See Frohardt Bros. v. Duff, 156 Iowa 144, which we think is a full answer to the contention of the defendant, under the record here made.

An examination of the proof shows that the allegations of the pleader were not sustained. There is nothing in this record tending to show that the defendant agreed to pay the rent if appellant would not sue or attach. The defendant had a right to sue Roberts, but, under our holding here, had no lien upon the property, and no right to a landlord’s attachment against this property. It is not claimed that the sale to Canty was fraudulent.
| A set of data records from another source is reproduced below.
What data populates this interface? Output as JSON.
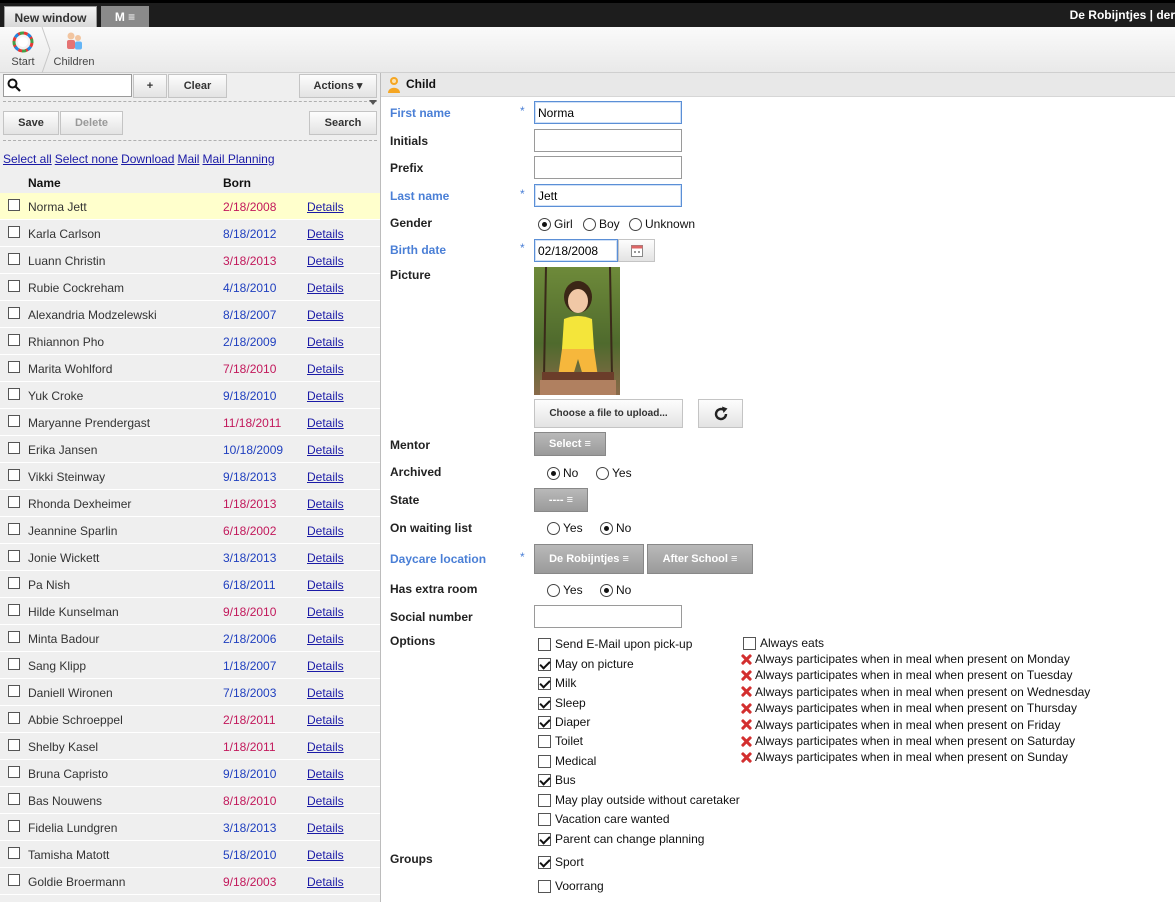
{
  "topbar": {
    "new_window_tab": "New window",
    "menu_tab": "M ≡",
    "brand": "De Robijntjes | der"
  },
  "nav": {
    "start_label": "Start",
    "children_label": "Children"
  },
  "left": {
    "search_placeholder": "",
    "add_label": "+",
    "clear_label": "Clear",
    "actions_label": "Actions ▾",
    "save_label": "Save",
    "delete_label": "Delete",
    "search_label": "Search",
    "links": [
      "Select all",
      "Select none",
      "Download",
      "Mail",
      "Mail Planning"
    ],
    "col_name": "Name",
    "col_born": "Born",
    "details_label": "Details",
    "rows": [
      {
        "name": "Norma Jett",
        "born": "2/18/2008",
        "color": "pink"
      },
      {
        "name": "Karla Carlson",
        "born": "8/18/2012",
        "color": "blue"
      },
      {
        "name": "Luann Christin",
        "born": "3/18/2013",
        "color": "pink"
      },
      {
        "name": "Rubie Cockreham",
        "born": "4/18/2010",
        "color": "blue"
      },
      {
        "name": "Alexandria Modzelewski",
        "born": "8/18/2007",
        "color": "blue"
      },
      {
        "name": "Rhiannon Pho",
        "born": "2/18/2009",
        "color": "blue"
      },
      {
        "name": "Marita Wohlford",
        "born": "7/18/2010",
        "color": "pink"
      },
      {
        "name": "Yuk Croke",
        "born": "9/18/2010",
        "color": "blue"
      },
      {
        "name": "Maryanne Prendergast",
        "born": "11/18/2011",
        "color": "pink"
      },
      {
        "name": "Erika Jansen",
        "born": "10/18/2009",
        "color": "blue"
      },
      {
        "name": "Vikki Steinway",
        "born": "9/18/2013",
        "color": "blue"
      },
      {
        "name": "Rhonda Dexheimer",
        "born": "1/18/2013",
        "color": "pink"
      },
      {
        "name": "Jeannine Sparlin",
        "born": "6/18/2002",
        "color": "pink"
      },
      {
        "name": "Jonie Wickett",
        "born": "3/18/2013",
        "color": "blue"
      },
      {
        "name": "Pa Nish",
        "born": "6/18/2011",
        "color": "blue"
      },
      {
        "name": "Hilde Kunselman",
        "born": "9/18/2010",
        "color": "pink"
      },
      {
        "name": "Minta Badour",
        "born": "2/18/2006",
        "color": "blue"
      },
      {
        "name": "Sang Klipp",
        "born": "1/18/2007",
        "color": "blue"
      },
      {
        "name": "Daniell Wironen",
        "born": "7/18/2003",
        "color": "blue"
      },
      {
        "name": "Abbie Schroeppel",
        "born": "2/18/2011",
        "color": "pink"
      },
      {
        "name": "Shelby Kasel",
        "born": "1/18/2011",
        "color": "pink"
      },
      {
        "name": "Bruna Capristo",
        "born": "9/18/2010",
        "color": "blue"
      },
      {
        "name": "Bas Nouwens",
        "born": "8/18/2010",
        "color": "pink"
      },
      {
        "name": "Fidelia Lundgren",
        "born": "3/18/2013",
        "color": "blue"
      },
      {
        "name": "Tamisha Matott",
        "born": "5/18/2010",
        "color": "blue"
      },
      {
        "name": "Goldie Broermann",
        "born": "9/18/2003",
        "color": "pink"
      }
    ]
  },
  "form": {
    "title": "Child",
    "first_name_label": "First name",
    "first_name": "Norma",
    "initials_label": "Initials",
    "initials": "",
    "prefix_label": "Prefix",
    "prefix": "",
    "last_name_label": "Last name",
    "last_name": "Jett",
    "required_mark": "*",
    "gender_label": "Gender",
    "gender_options": [
      "Girl",
      "Boy",
      "Unknown"
    ],
    "birth_date_label": "Birth date",
    "birth_date": "02/18/2008",
    "picture_label": "Picture",
    "upload_label": "Choose a file to upload...",
    "mentor_label": "Mentor",
    "mentor_select": "Select ≡",
    "archived_label": "Archived",
    "archived_options": [
      "No",
      "Yes"
    ],
    "state_label": "State",
    "state_select": "---- ≡",
    "waiting_label": "On waiting list",
    "waiting_options": [
      "Yes",
      "No"
    ],
    "daycare_label": "Daycare location",
    "daycare_locations": [
      "De Robijntjes ≡",
      "After School ≡"
    ],
    "extra_room_label": "Has extra room",
    "extra_room_options": [
      "Yes",
      "No"
    ],
    "social_label": "Social number",
    "social_number": "",
    "options_label": "Options",
    "options": [
      {
        "label": "Send E-Mail upon pick-up",
        "checked": false
      },
      {
        "label": "May on picture",
        "checked": true
      },
      {
        "label": "Milk",
        "checked": true
      },
      {
        "label": "Sleep",
        "checked": true
      },
      {
        "label": "Diaper",
        "checked": true
      },
      {
        "label": "Toilet",
        "checked": false
      },
      {
        "label": "Medical",
        "checked": false
      },
      {
        "label": "Bus",
        "checked": true
      },
      {
        "label": "May play outside without caretaker",
        "checked": false
      },
      {
        "label": "Vacation care wanted",
        "checked": false
      },
      {
        "label": "Parent can change planning",
        "checked": true
      }
    ],
    "always_eats_label": "Always eats",
    "meal_days": [
      "Always participates when in meal when present on Monday",
      "Always participates when in meal when present on Tuesday",
      "Always participates when in meal when present on Wednesday",
      "Always participates when in meal when present on Thursday",
      "Always participates when in meal when present on Friday",
      "Always participates when in meal when present on Saturday",
      "Always participates when in meal when present on Sunday"
    ],
    "groups_label": "Groups",
    "groups": [
      {
        "label": "Sport",
        "checked": true
      },
      {
        "label": "Voorrang",
        "checked": false
      }
    ]
  },
  "colors": {
    "pink": "#c2185b",
    "blue": "#1f3fbf",
    "required": "#4a7fd6",
    "selected_row": "#ffffcc"
  }
}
Further, there is no consideration for any promise made by Canty. Defendant was not liable to the plaintiff for anything at the time these conversations were had; nor was the property in the possession of the defendant subject to any lien of the plaintiff. Plaintiff could not have enforced any lien against the property in the hands of the defendant.
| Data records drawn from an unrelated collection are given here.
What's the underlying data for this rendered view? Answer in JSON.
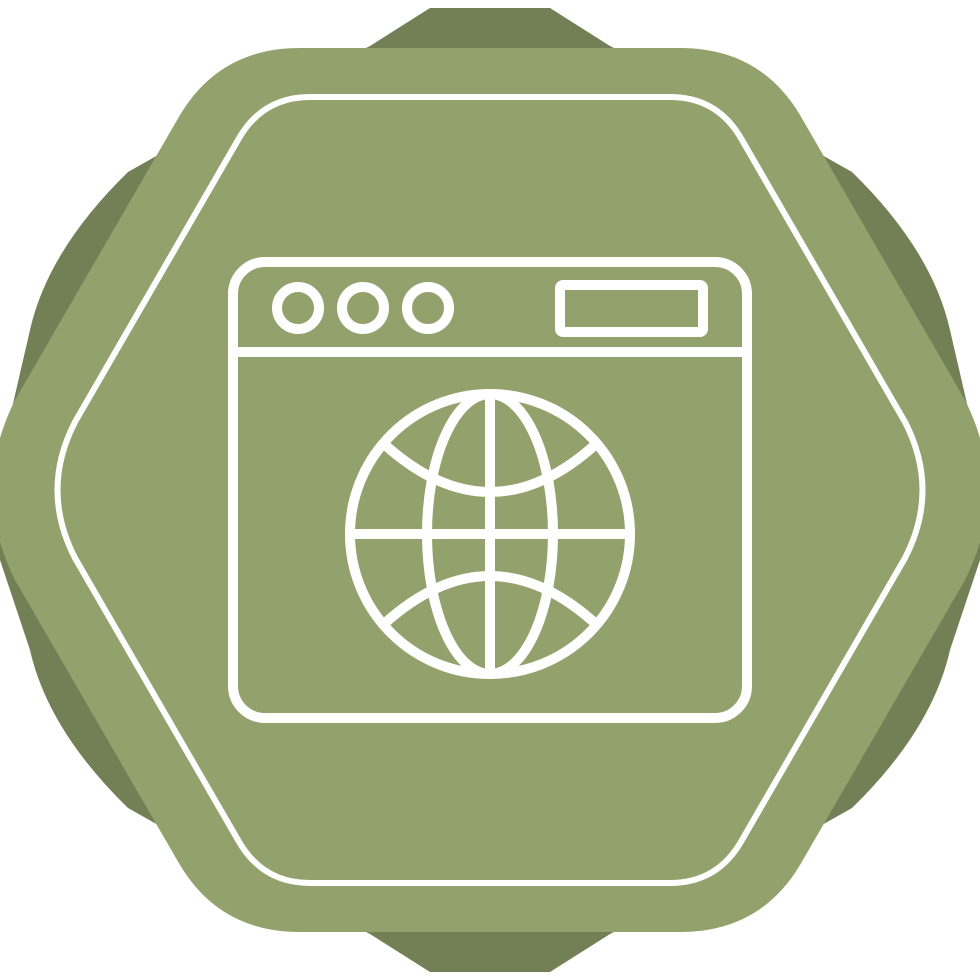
{
  "icon": {
    "name": "web-browser-globe-icon",
    "colors": {
      "background": "#ffffff",
      "badge_back": "#738056",
      "badge_front": "#93a26c",
      "line": "#ffffff"
    }
  }
}
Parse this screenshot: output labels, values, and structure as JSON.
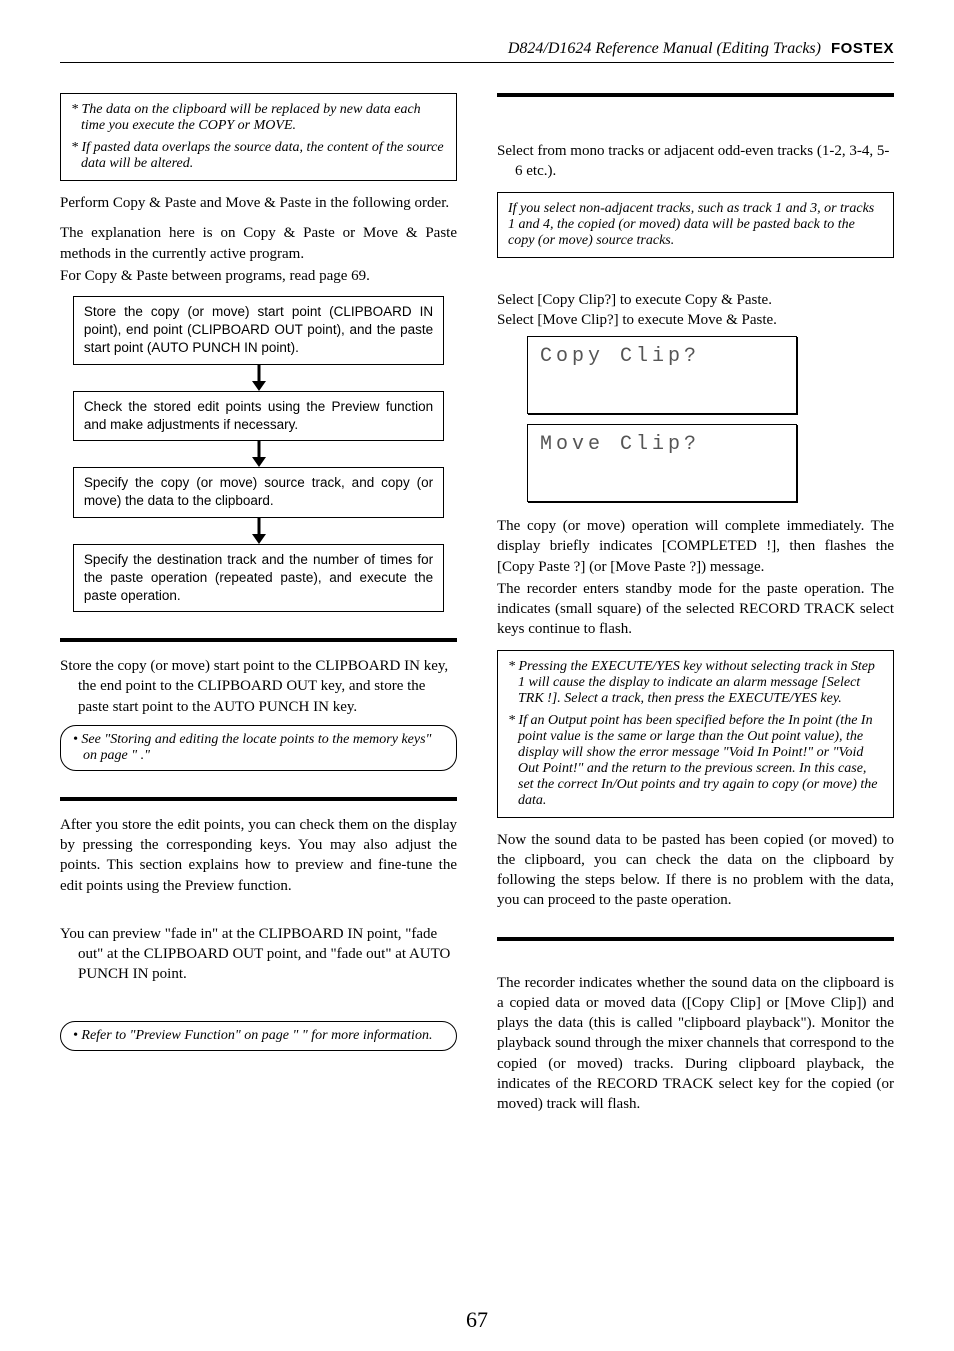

It must be borne in mind that the defendant had purchased, paid for, removed, and had these goods in his possession at the time these conversations were had. In the first conversation recited by the plaintiff, he told the defendant that he had a lien upon these goods for the rent; that he would hold him as conversioner. In this conversation, no mention was made of attachment or suit. The thought of the plaintiff was that he would hold the defendant liable as for conversion. Defendant replied that he did not apprehend any danger about the rent; that he thought Roberts would pay it; that, if he did not, he would; that the defendant received no consideration for this promise, and the plaintiff surrendered no right which he had, in consideration of the promise. In the last conversation, plaintiff re-asserted the *722same right, saying that he would sue him as for conversion of the stock, and the defendant said: “All right, but don’t bring suit until I find out. ’ ’ He later told the plaintiff that he might proceed with the suit; and he did proceed with the •suit.

Under the holding in the Duff case, supra, this is insufficient to create a liability on the part of the defendant. Upon this branch of the case, the plaintiff, too, has failed for want. of proof of the allegations upon which he predicates his right to recover.

We think the judgment of the court below was right, and it is — Affirmed.

Evans, C. J., Ladd and Salinger, JJ., concur.